Adaptations

Daniel Strauss asks a terrific question in one of his recent blog posts, declaring: "I submit that seeing the movie or t.v. adaptation of a book series that you like risks ruining your vision of the entire world that you’ve learned to love and that can happen even if it’s a good movie or show."  And since he asked me to weigh in, I will.


I'm not willing to categorically agree to that statement in a world in which the A&E Pride & Prejudice adaptation exists.  It's the absolute acme of such projects: faithful line-by-line to the original without being stiff, funny and warm, lovely in its historical details.
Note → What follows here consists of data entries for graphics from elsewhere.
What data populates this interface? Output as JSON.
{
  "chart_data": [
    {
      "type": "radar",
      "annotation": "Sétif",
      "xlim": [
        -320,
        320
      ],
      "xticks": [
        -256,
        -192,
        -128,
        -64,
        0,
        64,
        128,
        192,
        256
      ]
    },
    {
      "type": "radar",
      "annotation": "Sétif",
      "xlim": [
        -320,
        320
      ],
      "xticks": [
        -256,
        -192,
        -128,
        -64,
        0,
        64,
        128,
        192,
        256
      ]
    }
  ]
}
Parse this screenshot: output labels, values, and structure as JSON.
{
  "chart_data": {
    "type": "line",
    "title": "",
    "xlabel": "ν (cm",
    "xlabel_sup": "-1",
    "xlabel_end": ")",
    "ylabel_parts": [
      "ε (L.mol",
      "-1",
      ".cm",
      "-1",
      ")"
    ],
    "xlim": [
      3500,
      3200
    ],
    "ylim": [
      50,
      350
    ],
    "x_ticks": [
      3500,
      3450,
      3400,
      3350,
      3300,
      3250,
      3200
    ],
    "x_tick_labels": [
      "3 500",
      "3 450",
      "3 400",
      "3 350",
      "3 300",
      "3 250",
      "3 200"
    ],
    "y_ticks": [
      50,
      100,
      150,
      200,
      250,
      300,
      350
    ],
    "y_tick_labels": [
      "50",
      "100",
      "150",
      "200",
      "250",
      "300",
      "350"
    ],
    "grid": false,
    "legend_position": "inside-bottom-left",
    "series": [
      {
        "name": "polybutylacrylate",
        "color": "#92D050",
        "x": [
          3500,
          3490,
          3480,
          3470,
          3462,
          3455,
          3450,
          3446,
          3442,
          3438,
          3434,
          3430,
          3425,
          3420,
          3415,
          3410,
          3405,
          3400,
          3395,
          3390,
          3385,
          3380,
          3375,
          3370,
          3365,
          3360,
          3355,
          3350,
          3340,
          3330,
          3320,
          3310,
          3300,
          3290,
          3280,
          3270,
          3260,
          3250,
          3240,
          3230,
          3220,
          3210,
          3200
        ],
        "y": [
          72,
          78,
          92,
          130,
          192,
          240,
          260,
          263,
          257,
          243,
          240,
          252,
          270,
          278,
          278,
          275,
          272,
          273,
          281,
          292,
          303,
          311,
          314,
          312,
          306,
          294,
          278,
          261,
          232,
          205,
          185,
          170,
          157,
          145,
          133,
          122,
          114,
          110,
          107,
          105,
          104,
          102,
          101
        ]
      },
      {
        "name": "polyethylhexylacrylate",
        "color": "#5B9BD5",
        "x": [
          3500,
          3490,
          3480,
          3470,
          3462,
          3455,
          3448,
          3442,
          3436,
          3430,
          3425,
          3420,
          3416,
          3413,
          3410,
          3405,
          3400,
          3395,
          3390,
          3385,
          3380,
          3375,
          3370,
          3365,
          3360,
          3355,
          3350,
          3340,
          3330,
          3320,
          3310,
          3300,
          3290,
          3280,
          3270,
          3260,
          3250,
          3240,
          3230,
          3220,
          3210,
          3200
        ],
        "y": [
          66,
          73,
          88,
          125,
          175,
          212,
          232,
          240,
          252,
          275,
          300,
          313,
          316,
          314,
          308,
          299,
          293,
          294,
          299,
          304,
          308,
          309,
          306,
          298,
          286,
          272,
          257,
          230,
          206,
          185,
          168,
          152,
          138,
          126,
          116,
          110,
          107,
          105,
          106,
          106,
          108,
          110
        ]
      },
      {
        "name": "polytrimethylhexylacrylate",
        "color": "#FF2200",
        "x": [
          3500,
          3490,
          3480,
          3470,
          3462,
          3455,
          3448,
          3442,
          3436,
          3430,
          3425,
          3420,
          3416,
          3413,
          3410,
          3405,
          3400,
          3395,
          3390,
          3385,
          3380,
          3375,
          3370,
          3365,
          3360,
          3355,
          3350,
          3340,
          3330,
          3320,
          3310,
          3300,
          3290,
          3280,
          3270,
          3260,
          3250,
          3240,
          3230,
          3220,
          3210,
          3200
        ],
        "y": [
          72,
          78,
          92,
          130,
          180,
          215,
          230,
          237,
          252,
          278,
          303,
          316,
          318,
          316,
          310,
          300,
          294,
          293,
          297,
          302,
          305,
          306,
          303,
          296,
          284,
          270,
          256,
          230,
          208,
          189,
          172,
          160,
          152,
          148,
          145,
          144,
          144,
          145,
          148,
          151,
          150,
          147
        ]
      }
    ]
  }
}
And in Darcy's plunge into the lake, the miniseries managed, with a single historically plausible detail to link desires past and present in a powerful moment.  It was a small alteration, and enough to lend the entire thing some serious zing.  I feel fairly similarly about the 1994 Little Women adaptation--watching it as a 9-year-old, I cried so hard when Beth died that a friend of my mother's, who was in the theater at the same time, called home to make sure I was all right.  That movie marries a similar fidelity to the novel's detail with some appropriate and updated sizzle: Jo's smooch with the Professor backstage at the opera in the movie adaptation lent a sensuality to the novel that the original lacked, leaving a sense of disappointment to Jo's eventual marriage.


But I understand that it's an extraordinarily difficult brief to live up to.  I think it's extremely rare for directors, writers, and the actors they work with to stumble into that deep sympathy with an original work, and for them all to understand how to create a space for audiences to recognize their highly personal interpretations of fiction.  I'll also concede that there are few characters and universes that I'm so wedded to that misinterpretations of them make me sick.  It's how I've been able to enjoy the Star Wars extended universe: my desire to see the world I love grow outweighed my need for fidelity to the originals and my emotional conception of them.  It's not an easy choice, though.  And I understand where Daniel is coming from.